How the Census of Agriculture began
The British North America (BNA) Act of 1867 determined that a census would be taken every 10 years starting in 1871. However, rapid expansion in Western Canada at the turn of the last century made a more frequent census necessary. Starting in 1896, a separate Census of Agriculture was taken every five years in Manitoba, and in Alberta and Saskatchewan beginning in 1906.
Expansion of the Census of Agriculture
By 1956, rapid economic growth and development created the need for both national demographic and agricultural information at more frequent intervals. In 1956, the five-year Census of Agriculture was extended to the entire country, and the Census of Population became a regular enumeration every five years. That year the two started a long tradition of being conducted concurrently.
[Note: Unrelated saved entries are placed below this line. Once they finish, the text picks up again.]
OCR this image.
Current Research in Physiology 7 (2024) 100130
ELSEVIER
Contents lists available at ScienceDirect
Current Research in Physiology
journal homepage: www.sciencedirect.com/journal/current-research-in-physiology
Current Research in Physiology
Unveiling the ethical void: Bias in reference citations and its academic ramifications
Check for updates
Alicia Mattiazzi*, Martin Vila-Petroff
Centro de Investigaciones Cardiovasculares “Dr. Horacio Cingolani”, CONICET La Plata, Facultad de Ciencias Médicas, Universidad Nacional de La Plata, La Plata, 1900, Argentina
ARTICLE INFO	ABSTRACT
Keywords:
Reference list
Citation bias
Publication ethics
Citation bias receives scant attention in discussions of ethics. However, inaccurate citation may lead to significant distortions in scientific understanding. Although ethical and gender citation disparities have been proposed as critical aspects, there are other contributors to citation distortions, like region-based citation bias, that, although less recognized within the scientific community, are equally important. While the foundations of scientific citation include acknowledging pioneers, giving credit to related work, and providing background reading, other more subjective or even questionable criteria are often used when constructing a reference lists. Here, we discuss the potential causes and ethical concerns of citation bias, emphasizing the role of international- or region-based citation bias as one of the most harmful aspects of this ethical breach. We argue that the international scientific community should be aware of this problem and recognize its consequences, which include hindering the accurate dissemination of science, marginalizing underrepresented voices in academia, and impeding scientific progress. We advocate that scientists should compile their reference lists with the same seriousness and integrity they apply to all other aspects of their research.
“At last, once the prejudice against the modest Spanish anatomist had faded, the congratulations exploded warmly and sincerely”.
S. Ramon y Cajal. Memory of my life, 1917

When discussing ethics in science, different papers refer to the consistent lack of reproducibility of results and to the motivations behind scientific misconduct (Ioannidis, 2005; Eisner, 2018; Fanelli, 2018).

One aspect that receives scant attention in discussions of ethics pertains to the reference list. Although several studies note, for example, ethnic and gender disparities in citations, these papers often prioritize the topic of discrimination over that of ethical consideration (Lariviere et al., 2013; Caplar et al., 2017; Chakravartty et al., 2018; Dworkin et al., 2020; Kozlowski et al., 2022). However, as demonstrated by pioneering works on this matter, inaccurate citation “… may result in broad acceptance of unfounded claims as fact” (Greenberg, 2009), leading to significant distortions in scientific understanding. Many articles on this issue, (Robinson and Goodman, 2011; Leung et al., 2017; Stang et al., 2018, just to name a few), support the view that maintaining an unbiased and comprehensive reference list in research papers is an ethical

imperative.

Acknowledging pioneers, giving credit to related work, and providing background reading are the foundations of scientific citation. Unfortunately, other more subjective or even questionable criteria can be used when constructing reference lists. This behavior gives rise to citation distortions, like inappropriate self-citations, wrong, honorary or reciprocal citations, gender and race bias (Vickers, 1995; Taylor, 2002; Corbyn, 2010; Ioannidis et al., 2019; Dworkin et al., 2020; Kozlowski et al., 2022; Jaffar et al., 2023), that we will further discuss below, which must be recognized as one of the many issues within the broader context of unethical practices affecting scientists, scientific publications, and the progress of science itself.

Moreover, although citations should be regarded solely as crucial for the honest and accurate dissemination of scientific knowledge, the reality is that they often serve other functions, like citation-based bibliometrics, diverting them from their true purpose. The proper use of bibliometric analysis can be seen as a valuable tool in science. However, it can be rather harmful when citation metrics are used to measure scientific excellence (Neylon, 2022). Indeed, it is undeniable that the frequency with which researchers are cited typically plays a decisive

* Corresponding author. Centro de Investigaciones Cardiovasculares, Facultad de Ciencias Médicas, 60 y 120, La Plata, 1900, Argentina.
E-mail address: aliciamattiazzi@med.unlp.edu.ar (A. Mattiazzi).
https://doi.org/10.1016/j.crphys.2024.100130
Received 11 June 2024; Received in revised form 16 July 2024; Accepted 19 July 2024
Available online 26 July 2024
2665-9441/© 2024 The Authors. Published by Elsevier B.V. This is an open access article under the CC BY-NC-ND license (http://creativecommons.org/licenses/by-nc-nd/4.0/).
Relationship between the Census of Agriculture and the Census of Population
Although the Census of Agriculture and the Census of Population are conducted at the same time, they do have separate questionnaires. Most of the development, testing, processing, data validation and preparation for disseminating data for the Census of Agriculture and the Census of Population is handled by different groups within Statistics Canada. However, collecting the data and sharing communications activities for both censuses streamlines procedures and reduces costs considerably. Another important benefit of conducting the two together is that information from the two questionnaires can be linked to create the Census of Agriculture–Population Linkage database. This unique database, started in 1971, provides users with information pertaining to the social characteristics of the farm population.